I took over care of a Japanese red pine in December of 2017 from a very good friend who had had the tree for many years. It is an old Koreshoff pine that was grown from seed planted in 1951. I have come across quite a few 1951 Koreshoff pines with a number living in Canberra at the National Collection.
More than a metre wide, the tree had been only mildly styled using guy wires to position branches to resemble the design from years ago. It was allowed to grow untouched, missing the decandle in early summer, to build strength. In late summer 2018 (February) I pruned it. As you can see in the photo before the workshop the tree had few interior branches to work, with foliage only at the tips. There were a lot of buds that you can’t see in the photo, resulting from the February prune.
I was fortunate to be nominated for a workshop at ’Bonsai Week’ in Canberra, held at the National Arboretum. Carlos van der Vaart, from Holland, was the visiting international artist. We came up with a plan and designed the tree and set to a few hours of raffia, wiring and bending. At one stage there were four of us wiring to get the tree done. The result was very good with a clear path moving forward.
The tree was allowed to recover for the remainder of 2018 and all of 2019 until decandling in December. The tree powered on after this until April of 2020 when I completely removed the wire, shoot selected and needle plucked.
In December 2020, the tree was decandled and needles plucked again and then in late July of this year, around two months behind schedule, it was brought into the studio for shoot selection, needle plucking and another round of wiring. Fourteen hours of work later and the tree was ready for repotting.
Repotting was interesting. This is a big tree and very heavy. It was still in the standard Koreshoff mix which is mostly blue metal. After removing the tree from the pot, the root mass wasn’t as healthy as I had hoped due to an ants’ nest. The lack of strong roots forced me to change my pot choice. Besides I realised that the chosen pot was too small. There’s nothing quite like having a 70 year old tree out of the pot and then realising it won’t fit in the new one! Another pot was chosen which is too big but will suffice. Of course, I needed an in-between size! Nonetheless, it does have a charm in the handmade Vietnamese pot, even if it is a little big. As this is a more traditionally shaped tree I will be looking for a Japanese pot in the future.
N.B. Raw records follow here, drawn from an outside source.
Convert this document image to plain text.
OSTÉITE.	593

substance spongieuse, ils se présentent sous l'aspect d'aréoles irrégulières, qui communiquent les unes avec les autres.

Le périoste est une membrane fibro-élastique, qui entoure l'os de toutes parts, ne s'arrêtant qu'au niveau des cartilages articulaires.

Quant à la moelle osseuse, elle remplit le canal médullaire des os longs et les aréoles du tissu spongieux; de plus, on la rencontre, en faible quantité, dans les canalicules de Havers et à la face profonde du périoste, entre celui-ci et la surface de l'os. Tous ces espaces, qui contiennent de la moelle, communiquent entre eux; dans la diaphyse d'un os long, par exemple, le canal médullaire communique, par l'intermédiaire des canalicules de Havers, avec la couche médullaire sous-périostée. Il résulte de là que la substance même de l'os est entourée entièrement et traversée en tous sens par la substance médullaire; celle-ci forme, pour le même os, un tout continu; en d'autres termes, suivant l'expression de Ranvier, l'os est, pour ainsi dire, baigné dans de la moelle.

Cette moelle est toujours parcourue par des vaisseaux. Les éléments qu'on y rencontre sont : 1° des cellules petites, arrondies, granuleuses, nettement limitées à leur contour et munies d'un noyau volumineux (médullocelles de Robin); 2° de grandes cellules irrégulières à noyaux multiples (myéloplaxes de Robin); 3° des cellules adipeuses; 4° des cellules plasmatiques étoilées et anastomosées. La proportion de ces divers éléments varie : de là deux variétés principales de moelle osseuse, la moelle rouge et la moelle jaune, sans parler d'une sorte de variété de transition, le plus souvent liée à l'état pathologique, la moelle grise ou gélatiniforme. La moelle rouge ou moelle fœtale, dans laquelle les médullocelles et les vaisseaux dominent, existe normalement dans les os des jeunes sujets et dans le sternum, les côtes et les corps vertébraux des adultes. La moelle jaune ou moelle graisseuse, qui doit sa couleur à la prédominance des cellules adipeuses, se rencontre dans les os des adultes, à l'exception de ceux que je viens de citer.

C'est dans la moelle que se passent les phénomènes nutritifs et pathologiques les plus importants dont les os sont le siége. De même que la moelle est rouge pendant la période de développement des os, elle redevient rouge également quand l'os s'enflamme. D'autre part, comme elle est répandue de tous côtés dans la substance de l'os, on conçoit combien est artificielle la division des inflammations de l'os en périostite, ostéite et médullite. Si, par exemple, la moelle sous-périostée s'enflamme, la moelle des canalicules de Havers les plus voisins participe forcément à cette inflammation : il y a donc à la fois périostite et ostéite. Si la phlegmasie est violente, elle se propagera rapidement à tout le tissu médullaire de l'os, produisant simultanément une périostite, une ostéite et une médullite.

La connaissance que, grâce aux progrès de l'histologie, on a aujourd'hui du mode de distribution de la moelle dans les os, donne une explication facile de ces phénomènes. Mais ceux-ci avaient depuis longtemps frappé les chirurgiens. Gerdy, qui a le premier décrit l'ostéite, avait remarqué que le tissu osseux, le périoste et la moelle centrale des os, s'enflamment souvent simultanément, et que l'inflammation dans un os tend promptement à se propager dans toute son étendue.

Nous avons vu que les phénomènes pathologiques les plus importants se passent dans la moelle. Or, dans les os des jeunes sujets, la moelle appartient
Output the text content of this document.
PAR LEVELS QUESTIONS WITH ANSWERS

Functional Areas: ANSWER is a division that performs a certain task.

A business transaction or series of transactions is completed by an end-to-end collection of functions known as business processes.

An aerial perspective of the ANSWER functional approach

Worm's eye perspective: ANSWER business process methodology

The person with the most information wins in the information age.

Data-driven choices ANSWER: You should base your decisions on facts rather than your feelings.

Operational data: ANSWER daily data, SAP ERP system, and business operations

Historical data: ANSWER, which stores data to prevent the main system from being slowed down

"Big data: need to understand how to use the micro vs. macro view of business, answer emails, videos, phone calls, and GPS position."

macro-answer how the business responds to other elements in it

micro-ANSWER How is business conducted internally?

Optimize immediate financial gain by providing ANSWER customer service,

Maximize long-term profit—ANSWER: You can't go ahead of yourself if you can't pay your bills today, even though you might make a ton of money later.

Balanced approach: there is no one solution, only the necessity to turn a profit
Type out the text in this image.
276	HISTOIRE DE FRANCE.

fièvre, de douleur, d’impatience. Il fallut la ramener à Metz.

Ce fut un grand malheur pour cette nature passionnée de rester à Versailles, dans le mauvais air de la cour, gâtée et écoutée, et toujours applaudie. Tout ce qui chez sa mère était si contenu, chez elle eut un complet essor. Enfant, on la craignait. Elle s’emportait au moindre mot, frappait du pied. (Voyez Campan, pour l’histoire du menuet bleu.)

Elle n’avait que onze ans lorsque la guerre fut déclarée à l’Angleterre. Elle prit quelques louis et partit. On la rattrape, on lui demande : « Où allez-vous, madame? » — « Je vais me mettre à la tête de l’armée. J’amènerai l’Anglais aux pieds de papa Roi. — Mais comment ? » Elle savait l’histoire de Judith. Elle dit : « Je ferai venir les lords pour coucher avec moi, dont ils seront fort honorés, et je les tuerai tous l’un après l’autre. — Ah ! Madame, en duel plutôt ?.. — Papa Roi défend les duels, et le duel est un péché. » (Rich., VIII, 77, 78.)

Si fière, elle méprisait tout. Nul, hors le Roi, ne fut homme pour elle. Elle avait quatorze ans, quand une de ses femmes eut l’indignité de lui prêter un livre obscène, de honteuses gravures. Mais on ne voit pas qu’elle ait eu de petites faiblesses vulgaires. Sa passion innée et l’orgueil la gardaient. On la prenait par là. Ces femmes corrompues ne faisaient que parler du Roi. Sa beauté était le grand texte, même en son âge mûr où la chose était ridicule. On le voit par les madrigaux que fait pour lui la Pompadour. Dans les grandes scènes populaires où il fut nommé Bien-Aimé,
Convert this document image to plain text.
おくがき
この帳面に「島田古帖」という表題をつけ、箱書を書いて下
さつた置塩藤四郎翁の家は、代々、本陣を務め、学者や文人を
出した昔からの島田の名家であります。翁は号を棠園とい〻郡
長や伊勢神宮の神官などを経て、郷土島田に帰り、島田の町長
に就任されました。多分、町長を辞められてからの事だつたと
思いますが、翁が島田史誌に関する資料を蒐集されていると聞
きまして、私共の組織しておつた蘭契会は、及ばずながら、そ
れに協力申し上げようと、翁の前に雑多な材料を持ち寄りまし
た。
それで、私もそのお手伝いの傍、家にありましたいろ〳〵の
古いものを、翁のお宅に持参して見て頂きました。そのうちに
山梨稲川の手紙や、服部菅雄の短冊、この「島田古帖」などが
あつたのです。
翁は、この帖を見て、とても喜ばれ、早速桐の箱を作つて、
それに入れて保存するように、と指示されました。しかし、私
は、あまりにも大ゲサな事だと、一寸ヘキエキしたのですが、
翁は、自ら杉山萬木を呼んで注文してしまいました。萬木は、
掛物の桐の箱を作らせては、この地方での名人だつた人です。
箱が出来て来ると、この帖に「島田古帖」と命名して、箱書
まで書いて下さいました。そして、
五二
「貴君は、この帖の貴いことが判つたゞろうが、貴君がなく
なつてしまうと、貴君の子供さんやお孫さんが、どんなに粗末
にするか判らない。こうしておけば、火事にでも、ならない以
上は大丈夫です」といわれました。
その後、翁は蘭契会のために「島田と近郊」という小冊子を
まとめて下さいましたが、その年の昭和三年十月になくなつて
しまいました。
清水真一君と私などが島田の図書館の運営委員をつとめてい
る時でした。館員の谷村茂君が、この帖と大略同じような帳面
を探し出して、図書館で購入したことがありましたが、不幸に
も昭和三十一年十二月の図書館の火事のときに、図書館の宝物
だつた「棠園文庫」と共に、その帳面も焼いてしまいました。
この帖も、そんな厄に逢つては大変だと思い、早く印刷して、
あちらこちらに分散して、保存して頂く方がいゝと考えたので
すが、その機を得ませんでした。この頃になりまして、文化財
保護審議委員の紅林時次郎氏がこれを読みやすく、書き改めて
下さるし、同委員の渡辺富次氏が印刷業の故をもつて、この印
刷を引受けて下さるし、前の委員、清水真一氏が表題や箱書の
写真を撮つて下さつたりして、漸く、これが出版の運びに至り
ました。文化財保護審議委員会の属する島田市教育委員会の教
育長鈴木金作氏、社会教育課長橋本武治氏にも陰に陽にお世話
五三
To aid it the root recovery I increased particle size and reduced the akadama ratio slightly, to increase the oxygen rate of the mix (substitute pine bark for akadama in an organic mix or just add more gravel). This will mean more watering to maintain moisture but a faster oxygen exchange will assist in the rebuilding of a strong and vigorous root system.
It has candled strongly post repot and is displaying a deep lustre to the needles. There are over 300 candles on the tree, and looking back at the photo from 2018, the tree has come a long way in only three years. The next job is to start fertilising and allow the tree to flush out, rebuilding the roots and energy. I look forward to the continued refinement of this magnificent tree.